Je ne savais plus trop où me menait mon emprisonnement. Tout ce que je savais, c’était que j’étais mieux depuis que j’avais pu recommencer à sculpter pour passer mon ennui et me remettre à ma passion pour les arts. Je n’aurais jamais cru que je pourrais faire une chose pareille dans un endroit semblable. Moi était totalement convaincue que l’on refuserait de m’accorder mon matériel... Bon, ils avaient précisé qu’ils ne me donneraient aucun instrument de sculpture - couteau et autres - mais ça ne me dérange pas : je n’ai jamais utilisé quoi que ce soit d’autre que mes mains dans mon art. Ce que je savais, aussi, c’était que les gens qui partageaient ma cellule me trouvaient étranges. Ils parlaient ensemble le soir, croyant que je ne les entendais pas. Mais qu’est-ce que j’en avais à faire ? Oui, mon linge ne s’agençait probablement pas très souvent - essayez, vous, de vous habiller quand vous êtes aveugle - et je touchais à tout ce qui passait à ma portée. Et en plus de ça, j’avais fait encombrer la cellule avec un tas de glaise puant. Enfin, pour moi ça sent extrêmement bon, car c’est une odeur de liberté. Oh et, fait encore plus étrange sur moi : je détruis mes sculptures immédiatement après les avoir construites après avoir demandé à la première personne qui passait si c’était réussi.
Je n’aime pas cet endroit, même si je m’y fais, lentement, jour après jours. C’est de l’adaptation : peut-être même qu’un jour je ne remarquerai même plus les barreaux de ma cellule, et que je vais me contenter de vivre dans cet endroit que la vie m’a offert et qui, somme toute, n’est pas pire que ce qu’elle m’avait offert avant. Des fois, je remercie mon père adoptif d’avoir mis fin à ses jours ... Le seul ennui, c’est qu’il m’ait fait accuser, moi, sa pauvre victime aveugle. Je n’ai pas le droit de me plaindre, je songe : je ne suis probablement pas la moins bien nantie de ce monde.

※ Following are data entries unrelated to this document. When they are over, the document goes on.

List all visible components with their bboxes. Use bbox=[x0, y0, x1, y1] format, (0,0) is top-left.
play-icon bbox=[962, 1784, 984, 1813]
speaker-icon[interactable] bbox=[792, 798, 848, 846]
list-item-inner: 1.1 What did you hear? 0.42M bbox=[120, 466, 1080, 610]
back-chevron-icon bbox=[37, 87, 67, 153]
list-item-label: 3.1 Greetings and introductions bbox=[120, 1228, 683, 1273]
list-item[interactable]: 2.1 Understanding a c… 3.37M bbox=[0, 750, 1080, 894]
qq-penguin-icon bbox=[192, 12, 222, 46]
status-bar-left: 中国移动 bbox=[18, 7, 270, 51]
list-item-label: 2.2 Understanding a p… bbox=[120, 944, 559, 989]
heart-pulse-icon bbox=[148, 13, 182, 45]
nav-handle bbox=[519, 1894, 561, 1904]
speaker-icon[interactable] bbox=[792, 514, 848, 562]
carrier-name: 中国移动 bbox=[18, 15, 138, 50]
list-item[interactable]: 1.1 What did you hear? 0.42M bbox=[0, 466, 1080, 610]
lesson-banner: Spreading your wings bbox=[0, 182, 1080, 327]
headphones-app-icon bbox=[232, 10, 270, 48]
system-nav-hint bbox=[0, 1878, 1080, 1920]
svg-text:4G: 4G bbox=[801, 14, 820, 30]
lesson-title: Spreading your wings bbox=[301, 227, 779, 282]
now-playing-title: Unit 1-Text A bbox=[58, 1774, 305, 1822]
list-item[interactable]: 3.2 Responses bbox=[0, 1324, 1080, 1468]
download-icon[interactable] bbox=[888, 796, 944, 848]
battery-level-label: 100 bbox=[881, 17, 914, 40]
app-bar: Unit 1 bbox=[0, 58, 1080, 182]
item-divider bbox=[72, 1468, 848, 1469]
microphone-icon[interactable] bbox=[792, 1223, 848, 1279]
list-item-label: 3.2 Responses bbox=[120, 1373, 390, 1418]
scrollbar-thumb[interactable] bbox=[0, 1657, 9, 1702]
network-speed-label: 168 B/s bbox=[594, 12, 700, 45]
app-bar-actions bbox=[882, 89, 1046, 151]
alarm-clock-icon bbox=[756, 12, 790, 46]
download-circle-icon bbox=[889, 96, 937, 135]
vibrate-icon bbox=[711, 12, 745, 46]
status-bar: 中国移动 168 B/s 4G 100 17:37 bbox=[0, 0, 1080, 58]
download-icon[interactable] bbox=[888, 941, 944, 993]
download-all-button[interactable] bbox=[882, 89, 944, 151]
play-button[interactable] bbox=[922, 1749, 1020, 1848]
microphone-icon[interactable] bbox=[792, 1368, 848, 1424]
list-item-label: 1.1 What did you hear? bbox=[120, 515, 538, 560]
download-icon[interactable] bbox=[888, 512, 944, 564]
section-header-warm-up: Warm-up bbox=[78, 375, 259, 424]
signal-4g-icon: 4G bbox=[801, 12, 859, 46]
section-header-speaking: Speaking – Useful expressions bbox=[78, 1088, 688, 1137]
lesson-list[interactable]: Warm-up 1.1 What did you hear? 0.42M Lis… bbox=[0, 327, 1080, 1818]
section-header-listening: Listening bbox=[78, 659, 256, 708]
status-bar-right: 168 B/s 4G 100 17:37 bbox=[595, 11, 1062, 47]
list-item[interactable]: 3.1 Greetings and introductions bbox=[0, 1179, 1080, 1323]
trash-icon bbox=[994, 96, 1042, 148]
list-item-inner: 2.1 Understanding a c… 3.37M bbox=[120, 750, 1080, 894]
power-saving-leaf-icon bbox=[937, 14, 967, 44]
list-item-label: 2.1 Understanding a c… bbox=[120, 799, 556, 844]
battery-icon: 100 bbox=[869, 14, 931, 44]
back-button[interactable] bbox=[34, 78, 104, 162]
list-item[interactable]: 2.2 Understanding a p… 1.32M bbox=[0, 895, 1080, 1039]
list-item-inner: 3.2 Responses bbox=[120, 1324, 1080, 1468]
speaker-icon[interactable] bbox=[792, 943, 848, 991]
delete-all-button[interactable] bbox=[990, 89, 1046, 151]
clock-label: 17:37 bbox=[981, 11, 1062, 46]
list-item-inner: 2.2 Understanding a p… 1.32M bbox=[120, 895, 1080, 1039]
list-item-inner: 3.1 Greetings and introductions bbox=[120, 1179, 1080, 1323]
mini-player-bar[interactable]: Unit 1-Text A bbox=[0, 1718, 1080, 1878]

Dans la file d’attente de la cantine, toutefois, je me dis que j’ai peut-être le droit de me plaindre un peu. Coincée entre un gros costaud et un autre grand costaud dont l’odeur me rappelle vaguement quelque chose, je dois endurer les plaintes du balourd derrière moi qui me pousse en avant, et essayer comme je le peux de ne pas bousculer celui qui est devant moi. Je ne voudrais pas qu’il se retourne et se mette à me crier dessus parce que je pousse. Mais trop tard. L’homme devant moi se tourne : je le sens parce qu’il est très proche. Il prononce un début de phrase qui m’est adressée - quelque chose comme “c’est bientôt fini ?” et puis il doit réaliser que ce n’est pas moi qui ai poussé, mais l’homme derrière. Mais je reconnais la voix de l’homme. Étonnée - et peut-être un peu agacée de le croiser ici - je ne dis rien quand il me contourne pour aller parler au type trop pressé de manger. Je soupire. Peut-être qu’il s’en fiche que ce soit moi. Peut-être fera-t-il semblant de ne pas me reconnaître.
-Nadine ?
Raté. Visiblement - quel ironie, cette expression - il a fini de sermonner l’impoli, et m’a fort malheureusement reconnue. Pire encore, je devine qu’il sourit. Il ne manquait plus que ça : un proxénète se souvient de moi. Je soupire, me tourne vers lui en affichant un sourire contrit.
-Logain, quel plaisir de vous revoir.
Comme toujours, le mot “revoir” me roule dans la bouche. Je n’aime pas utiliser ces termes. Il me demande si je vais bien, si le gros monsieur ne m’a pas trop importunée. Je l’assure que oui, pour les deux questions. Puis, oh surprise, la file avance et c’est à mon tour de commander. Je me dépêche, puis file m’asseoir à une table une fois que je suis servie, espérant qu’il ne retrouvera pas une femme de la taille d’une gamine dans ce chahut bahut de cafétéria.